Silezya Üniversitesi’nde yürütülen bilimsel araştırmalar, mutlu ve tatmin edici bir evlilik için sadece iletişim, dürüstlük ve saygının yeterli olmadığını ortaya koydu. 450'den fazla kişiyle yapılan çalışmada, kamuya açık alanlardaki fiziksel temasın – el ele tutuşma, sarılma, öpüşme gibi davranışların – çiftlerin ilişkilerine doğrudan olumlu etkide bulunduğu tespit edildi. Özellikle duygusal bağlılık ve genel yaşam memnuniyeti açısından bu davranışların destekleyici olduğu saptandı.
Araştırmanın dikkat çeken bulgularından biri, fiziksel temasın sadece duygusal yakınlığı değil, aynı zamanda stres düzeyini azaltma potansiyelini de barındırması oldu. Bilim insanları, toplum önünde sergilenen sevgi ifadelerinin bazı bireyler için rahatsız edici olabileceğini kabul ederken, bu eylemlerin ilişki dinamiklerine katkısının bilimsel verilerle desteklendiğini ifade etti. Araştırmacılara göre bu tür sevgi davranışları, ilişkilerin sürdürülebilirliği açısından da önemli bir rol oynuyor.

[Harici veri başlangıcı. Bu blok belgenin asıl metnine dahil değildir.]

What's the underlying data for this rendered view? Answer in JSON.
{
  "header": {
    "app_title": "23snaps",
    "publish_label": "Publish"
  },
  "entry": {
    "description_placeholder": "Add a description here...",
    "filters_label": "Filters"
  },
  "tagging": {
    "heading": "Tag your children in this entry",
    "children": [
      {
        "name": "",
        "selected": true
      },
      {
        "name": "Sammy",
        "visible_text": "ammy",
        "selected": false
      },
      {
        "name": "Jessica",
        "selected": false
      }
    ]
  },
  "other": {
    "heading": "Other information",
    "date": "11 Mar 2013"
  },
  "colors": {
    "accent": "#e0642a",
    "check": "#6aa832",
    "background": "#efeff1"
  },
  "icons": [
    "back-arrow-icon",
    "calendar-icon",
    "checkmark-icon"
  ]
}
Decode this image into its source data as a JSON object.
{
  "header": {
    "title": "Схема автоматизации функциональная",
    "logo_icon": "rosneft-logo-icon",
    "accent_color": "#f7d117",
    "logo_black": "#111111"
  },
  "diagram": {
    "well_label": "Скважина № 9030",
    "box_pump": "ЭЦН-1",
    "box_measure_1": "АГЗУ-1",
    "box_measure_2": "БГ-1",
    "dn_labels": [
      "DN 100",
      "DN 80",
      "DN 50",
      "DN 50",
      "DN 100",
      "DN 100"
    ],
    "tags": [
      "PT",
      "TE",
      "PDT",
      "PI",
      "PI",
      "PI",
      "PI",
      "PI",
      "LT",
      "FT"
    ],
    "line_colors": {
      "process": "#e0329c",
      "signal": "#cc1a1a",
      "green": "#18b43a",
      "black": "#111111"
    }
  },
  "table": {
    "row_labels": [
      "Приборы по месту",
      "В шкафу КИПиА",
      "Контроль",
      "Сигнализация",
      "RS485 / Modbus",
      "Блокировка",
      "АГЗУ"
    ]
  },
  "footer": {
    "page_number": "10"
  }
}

Çalışma, Polonya, Endonezya ve Nepal gibi kültürel yapıları oldukça farklı üç ülkede gerçekleştirildi. Polonyalı katılımcıların PDA’ya (Public Display of Affection) en fazla açık olduğu, Endonezyalı bireylerin ise en az bu tür davranışları sergilediği gözlemlendi. Buna rağmen her üç ülkede de kamuya açık sevgi ifadeleri ile ilişki memnuniyeti arasında pozitif korelasyon bulundu. Bu durum, kültürel farklılıklara rağmen fiziksel temasın evrensel bir ilişki katkısı sunduğunu ortaya koydu.
Araştırma kapsamında cinsiyet farklılıkları da dikkatle analiz edildi. Kadınların sevgi ifadelerini daha sık kullanma eğiliminde olduğu belirlenirken, erkeklerin genellikle şefkat eksikliği yaşadıklarını bildirdikleri kaydedildi. Eylem tercihinde de farklılıklar dikkat çekti: kadınlar sarılmayı tercih ederken, erkeklerin öpüşmeye daha çok yöneldiği belirlendi. Bu veriler, çiftler arasındaki fiziksel iletişimin bireysel ihtiyaçlar doğrultusunda şekillenebileceğini gösterdi.
Aynı araştırma kapsamında yürütülen ikinci bir çalışma, finansal birlikteliğin ilişki kalitesi üzerindeki etkisini inceledi. 230 çiftle yapılan bu bölümde, ortak banka hesabı kullanan çiftlerin ilişkilerinin daha istikrarlı ve tatmin edici olduğu gözlemlendi. Araştırmacılar, mali şeffaflığın ve ortak hedeflerin evlilik kurumuna olumlu katkı sunduğunu, bu şeffaflık sayesinde çiftlerin birbirine olan bağlılığının güçlendiğini belirtti.